Tornando al tema centrale de L’idea russa, l’individuazione di questa famiglia di idee che dallo slavofilismo passa al panslavismo e quindi all’eurasismo in dialogo col bolscevismo, permette di riconoscere in modo limpido la matrice ideologica del disegno neo-imperiale di Putin, spazzando via da una parte tante chiacchiere su ipotetiche forme di paranoia da parte del presidente russo, ma anche tante analisi che leggono l’invasione dell’Ucraina soltanto come una forma di risposta alle politiche della Nato e dell’Occidente. Già nel 2012, Putin in un discorso pronunciato di fronte al Consiglio federale, avvertiva che gli anni a venire sarebbero stati cruciali, richiamandosi a uno dei protagonisti dell’eurasismo, Lev Gumilēv, e nel 2013 parlava del progetto di un’Unione eurasiatica, in esplicita contrapposizione con l’Unione europea.

Mettendo da parte qualsiasi genere di valutazione morale sulle scelte geo-politiche della Federazione russa, quello che però emerge in questa storia di idee (e nella dimensione ideocratica del potere russo e sovietico) è la ragione anche della sua intrinseca debolezza. Pensando la propria identità sempre in termini oppositivi, come negazione dell’Occidente, la Russia non può che riaffermare la propria dipendenza ideale da esso, come accade per ogni prospettiva ideologica che si definisce come negazione di un positivo che, proprio in virtù di ciò, precede e rende possibile tale negazione. La dipendenza, tanto più evidente quanto più rimossa, permetterebbe per inciso anche di capire la possibile doppia “discendenza” del bolscevismo soprattutto d’epoca staliniana, dall’occidentalismo del marxismo e dallo slavofilismo del nazionalismo imperialista, in quanto provengono dal ceppo comune del dibattito ideologico occidentale, successivo alla Rivoluzione francese.

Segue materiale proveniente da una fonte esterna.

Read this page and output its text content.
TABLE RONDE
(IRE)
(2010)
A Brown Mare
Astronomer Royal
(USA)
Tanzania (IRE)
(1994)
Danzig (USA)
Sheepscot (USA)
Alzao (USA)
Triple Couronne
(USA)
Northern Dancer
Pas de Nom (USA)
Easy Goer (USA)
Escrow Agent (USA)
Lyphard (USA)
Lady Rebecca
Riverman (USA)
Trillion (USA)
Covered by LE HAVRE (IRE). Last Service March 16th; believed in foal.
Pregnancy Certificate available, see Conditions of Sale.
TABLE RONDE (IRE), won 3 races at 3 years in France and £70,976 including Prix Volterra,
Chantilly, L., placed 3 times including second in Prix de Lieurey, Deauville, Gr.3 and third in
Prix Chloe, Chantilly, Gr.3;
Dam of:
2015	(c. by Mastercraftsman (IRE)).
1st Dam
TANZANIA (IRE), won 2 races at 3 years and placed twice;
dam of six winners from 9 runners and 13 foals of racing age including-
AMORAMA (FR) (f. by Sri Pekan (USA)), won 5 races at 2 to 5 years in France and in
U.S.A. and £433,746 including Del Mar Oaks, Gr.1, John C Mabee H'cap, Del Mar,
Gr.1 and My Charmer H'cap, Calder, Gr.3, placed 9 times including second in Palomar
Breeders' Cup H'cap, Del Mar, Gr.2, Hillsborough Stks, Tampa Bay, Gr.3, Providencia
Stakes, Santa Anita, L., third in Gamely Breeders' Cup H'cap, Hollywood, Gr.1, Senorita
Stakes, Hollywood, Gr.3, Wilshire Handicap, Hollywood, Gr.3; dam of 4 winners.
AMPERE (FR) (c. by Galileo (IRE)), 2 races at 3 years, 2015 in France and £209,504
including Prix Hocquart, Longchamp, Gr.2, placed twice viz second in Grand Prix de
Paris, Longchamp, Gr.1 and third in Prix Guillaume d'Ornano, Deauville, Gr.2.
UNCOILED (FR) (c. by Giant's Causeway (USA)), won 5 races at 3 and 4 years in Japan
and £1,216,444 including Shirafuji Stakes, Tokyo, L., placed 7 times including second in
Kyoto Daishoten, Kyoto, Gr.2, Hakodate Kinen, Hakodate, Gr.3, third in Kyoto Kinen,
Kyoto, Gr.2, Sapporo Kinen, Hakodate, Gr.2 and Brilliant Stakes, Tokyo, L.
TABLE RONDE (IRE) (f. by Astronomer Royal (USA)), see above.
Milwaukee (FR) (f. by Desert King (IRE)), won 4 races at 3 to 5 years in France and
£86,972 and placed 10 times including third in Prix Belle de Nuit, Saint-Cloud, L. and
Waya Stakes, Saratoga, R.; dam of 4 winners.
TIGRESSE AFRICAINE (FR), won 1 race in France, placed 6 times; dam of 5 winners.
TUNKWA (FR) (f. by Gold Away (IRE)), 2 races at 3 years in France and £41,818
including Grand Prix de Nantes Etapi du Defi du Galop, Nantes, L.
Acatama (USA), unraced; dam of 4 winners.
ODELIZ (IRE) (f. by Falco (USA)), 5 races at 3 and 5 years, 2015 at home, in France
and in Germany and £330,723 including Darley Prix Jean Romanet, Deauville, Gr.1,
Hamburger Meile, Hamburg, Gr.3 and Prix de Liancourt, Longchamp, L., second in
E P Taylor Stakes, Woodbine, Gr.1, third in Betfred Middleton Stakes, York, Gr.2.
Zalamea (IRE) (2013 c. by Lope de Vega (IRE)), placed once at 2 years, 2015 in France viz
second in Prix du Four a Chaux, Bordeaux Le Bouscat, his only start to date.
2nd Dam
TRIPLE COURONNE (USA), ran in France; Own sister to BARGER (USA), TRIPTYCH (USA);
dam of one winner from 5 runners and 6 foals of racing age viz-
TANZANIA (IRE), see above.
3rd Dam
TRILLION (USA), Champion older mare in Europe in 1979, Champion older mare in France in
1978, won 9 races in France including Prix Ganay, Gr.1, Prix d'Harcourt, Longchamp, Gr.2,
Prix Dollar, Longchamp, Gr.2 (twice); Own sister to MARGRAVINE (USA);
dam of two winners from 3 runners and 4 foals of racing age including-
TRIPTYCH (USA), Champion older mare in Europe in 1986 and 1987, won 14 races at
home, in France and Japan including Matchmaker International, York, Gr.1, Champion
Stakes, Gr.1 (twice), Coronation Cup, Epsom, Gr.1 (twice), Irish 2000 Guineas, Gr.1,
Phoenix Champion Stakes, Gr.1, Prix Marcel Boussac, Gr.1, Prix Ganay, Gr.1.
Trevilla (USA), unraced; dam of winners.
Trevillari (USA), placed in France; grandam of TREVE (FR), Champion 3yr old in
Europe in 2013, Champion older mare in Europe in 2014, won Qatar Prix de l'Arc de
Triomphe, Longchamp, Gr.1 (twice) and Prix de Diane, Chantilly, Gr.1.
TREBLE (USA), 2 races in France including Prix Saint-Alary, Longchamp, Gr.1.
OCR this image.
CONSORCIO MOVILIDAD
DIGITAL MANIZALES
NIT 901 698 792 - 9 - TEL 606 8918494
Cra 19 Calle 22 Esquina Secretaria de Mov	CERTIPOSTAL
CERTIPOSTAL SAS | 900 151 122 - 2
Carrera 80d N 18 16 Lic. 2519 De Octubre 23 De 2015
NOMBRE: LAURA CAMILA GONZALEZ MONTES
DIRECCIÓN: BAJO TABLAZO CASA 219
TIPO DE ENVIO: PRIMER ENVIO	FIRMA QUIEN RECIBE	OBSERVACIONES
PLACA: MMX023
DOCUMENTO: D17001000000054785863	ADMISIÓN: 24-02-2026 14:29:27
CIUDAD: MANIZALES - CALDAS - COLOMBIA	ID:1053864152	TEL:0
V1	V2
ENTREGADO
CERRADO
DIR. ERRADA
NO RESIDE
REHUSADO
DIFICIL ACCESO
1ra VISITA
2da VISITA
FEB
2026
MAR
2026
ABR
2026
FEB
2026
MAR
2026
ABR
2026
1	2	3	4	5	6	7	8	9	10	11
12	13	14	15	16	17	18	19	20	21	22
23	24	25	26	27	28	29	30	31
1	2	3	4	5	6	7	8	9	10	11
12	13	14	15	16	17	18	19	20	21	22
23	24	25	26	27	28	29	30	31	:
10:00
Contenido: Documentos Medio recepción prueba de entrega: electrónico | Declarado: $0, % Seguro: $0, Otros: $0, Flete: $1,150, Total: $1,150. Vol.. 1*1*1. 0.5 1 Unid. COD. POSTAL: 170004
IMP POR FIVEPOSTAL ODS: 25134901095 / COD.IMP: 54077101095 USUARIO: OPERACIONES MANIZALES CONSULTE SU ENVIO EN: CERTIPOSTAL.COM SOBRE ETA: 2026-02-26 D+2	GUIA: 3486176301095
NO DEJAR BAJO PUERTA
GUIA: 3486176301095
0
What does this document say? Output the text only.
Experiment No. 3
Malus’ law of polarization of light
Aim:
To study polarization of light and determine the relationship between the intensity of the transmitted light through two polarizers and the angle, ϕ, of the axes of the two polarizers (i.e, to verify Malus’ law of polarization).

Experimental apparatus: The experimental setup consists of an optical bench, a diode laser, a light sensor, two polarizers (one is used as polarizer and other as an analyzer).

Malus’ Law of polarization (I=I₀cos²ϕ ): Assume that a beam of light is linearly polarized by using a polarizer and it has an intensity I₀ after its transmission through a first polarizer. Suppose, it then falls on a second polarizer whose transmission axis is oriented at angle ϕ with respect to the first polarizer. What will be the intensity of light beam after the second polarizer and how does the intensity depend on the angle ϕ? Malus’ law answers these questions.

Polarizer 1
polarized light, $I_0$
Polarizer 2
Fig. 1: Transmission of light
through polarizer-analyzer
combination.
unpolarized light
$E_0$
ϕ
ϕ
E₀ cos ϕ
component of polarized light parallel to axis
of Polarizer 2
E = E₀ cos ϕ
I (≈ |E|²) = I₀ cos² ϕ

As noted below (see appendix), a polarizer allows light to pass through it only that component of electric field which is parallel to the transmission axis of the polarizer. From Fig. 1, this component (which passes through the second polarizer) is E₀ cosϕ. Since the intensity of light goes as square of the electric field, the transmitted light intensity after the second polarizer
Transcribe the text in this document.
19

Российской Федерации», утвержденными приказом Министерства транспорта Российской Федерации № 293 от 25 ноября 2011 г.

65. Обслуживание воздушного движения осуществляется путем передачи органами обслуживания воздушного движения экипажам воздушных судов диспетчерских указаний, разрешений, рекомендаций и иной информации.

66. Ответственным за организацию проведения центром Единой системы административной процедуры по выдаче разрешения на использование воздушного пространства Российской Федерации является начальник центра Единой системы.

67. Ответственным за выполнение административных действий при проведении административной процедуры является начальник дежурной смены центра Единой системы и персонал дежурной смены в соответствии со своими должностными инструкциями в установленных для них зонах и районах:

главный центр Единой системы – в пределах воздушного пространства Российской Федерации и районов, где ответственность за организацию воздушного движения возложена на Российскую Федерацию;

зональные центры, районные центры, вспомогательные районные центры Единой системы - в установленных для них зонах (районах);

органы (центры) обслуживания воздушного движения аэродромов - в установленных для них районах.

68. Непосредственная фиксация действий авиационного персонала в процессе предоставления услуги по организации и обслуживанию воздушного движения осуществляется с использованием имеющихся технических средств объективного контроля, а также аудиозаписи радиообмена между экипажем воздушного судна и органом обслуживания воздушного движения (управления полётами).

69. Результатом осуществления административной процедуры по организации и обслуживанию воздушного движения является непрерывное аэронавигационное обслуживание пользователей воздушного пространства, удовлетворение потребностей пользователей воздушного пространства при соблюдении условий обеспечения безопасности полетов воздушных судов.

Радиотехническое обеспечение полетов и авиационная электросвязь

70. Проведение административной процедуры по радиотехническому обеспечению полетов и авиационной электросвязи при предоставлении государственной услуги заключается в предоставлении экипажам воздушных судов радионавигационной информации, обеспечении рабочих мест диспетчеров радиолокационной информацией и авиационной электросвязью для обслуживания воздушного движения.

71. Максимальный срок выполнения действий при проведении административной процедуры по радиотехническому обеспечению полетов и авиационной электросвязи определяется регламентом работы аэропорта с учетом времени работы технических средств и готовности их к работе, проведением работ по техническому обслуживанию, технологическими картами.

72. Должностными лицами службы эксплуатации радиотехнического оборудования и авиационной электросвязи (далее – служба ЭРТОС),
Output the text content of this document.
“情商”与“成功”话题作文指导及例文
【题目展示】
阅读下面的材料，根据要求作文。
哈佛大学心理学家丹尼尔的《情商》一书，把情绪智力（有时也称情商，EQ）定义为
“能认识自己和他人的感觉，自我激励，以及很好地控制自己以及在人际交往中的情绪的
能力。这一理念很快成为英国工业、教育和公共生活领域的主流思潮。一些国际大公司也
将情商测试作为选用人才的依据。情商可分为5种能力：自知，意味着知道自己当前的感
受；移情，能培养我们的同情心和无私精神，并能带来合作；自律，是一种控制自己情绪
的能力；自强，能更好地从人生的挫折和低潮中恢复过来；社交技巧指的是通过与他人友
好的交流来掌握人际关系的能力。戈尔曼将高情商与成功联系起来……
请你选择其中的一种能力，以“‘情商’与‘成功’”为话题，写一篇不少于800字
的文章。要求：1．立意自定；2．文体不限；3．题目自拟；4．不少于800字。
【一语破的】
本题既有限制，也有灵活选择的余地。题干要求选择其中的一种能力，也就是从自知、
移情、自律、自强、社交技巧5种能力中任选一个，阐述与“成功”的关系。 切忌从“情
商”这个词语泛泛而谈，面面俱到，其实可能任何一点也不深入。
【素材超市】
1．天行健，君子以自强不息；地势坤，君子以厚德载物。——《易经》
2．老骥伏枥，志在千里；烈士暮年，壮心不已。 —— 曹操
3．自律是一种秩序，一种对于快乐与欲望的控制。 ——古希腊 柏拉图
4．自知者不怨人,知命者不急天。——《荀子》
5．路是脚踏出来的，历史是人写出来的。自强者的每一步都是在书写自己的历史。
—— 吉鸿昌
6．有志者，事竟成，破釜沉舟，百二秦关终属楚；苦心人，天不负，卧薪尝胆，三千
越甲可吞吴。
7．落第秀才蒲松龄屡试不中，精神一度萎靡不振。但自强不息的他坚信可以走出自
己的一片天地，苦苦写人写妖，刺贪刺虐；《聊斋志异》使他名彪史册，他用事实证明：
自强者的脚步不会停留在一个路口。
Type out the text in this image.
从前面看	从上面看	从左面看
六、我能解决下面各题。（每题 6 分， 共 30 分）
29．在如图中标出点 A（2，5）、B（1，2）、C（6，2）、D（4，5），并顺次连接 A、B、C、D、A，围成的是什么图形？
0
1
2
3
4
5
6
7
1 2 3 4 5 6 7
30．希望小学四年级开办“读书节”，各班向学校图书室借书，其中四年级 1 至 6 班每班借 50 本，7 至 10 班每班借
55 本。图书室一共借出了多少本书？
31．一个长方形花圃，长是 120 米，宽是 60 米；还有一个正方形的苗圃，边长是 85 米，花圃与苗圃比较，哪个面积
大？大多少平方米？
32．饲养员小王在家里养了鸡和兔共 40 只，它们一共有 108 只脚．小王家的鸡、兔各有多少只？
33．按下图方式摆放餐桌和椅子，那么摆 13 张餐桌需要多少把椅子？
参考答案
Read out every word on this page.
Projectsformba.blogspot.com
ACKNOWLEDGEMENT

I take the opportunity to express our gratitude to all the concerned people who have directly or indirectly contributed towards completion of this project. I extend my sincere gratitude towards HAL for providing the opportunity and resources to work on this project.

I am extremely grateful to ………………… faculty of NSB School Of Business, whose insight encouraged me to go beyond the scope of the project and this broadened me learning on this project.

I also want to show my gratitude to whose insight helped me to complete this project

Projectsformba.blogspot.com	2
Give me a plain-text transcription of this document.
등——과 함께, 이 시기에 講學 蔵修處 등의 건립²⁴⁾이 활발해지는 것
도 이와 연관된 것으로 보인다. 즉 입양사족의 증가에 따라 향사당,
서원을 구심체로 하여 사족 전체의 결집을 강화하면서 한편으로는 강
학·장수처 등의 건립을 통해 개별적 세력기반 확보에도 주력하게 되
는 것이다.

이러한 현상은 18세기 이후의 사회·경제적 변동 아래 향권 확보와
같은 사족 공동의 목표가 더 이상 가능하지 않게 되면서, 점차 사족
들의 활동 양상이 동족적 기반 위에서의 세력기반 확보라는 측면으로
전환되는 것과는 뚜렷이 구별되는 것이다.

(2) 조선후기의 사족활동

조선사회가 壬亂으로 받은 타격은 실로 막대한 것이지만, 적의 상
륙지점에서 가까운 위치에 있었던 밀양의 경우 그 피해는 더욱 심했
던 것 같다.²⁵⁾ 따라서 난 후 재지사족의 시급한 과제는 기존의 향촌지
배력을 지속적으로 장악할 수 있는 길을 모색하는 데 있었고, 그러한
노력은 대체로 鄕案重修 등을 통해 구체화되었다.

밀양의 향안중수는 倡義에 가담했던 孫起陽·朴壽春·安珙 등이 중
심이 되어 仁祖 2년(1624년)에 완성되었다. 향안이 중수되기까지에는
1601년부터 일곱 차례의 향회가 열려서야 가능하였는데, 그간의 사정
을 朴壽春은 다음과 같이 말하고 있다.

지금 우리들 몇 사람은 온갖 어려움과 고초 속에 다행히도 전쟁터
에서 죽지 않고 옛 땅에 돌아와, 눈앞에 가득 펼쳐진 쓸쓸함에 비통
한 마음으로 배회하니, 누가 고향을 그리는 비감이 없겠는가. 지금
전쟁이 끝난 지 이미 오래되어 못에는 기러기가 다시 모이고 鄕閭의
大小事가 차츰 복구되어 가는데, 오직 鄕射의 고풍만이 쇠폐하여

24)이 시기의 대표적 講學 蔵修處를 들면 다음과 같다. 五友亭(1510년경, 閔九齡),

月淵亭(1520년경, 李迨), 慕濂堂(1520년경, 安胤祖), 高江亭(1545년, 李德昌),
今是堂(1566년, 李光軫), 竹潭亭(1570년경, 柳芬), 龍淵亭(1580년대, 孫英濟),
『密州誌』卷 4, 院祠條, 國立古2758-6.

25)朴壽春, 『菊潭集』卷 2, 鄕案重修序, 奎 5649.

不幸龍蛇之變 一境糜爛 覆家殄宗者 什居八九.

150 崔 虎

Andando alla radice, è questo il nodo: quello che tramite il riferimento all’Occidente è identificato dalla cultura russa come l’Altro, è la rielaborazione della tradizione anti-illuminista di alcuni filoni del Romanticismo tedesco, da von Baader al tardo Schelling, che hanno declinato in chiave conservatrice l’ostilità ai processi di modernizzazione, dall’ambito sociale a quello più strettamente politico, che hanno investito l’Europa del XVIII e XIX secolo. Quello che per lo slavofilo è l’Occidente, per gli anti-illuministi europei è il Moderno, che pretendeva di fondare sull’autonomia dell’Io la legittimazione del potere (conoscitivo e politico).

La metafora temporale si tramuta in metafora spaziale, rinviando comunque sempre a un ulteriore “tempo” escatologico il superamento del dissidio, con l’affermazione del termine più debole, del polo in contraddizione con la logica del proprio tempo. La debolezza di queste storiosofie, riconosciuta anche da Heidegger che pure tanto ne è influenzato nella sua ricostruzione della «storia dell’Essere», è che cercano la reazione al cosiddetto processo di uniformizzazione economica e di decadenza morale, la reazione all’isolamento metafisico dell’io, nella contraddittoria affermazione di una Volontà che dovrebbe governare e indirizzare la Storia, quando è proprio l’autonomia dell’io il principio metafisico messo in discussione. Sapere aude, avrebbe affermato qualcuno, già qualche secolo fa.

Bengt Jangfeldt, L’idea russa. Da Dostoevskij a Putin, Neri Pozza Editore, Vicenza 2022.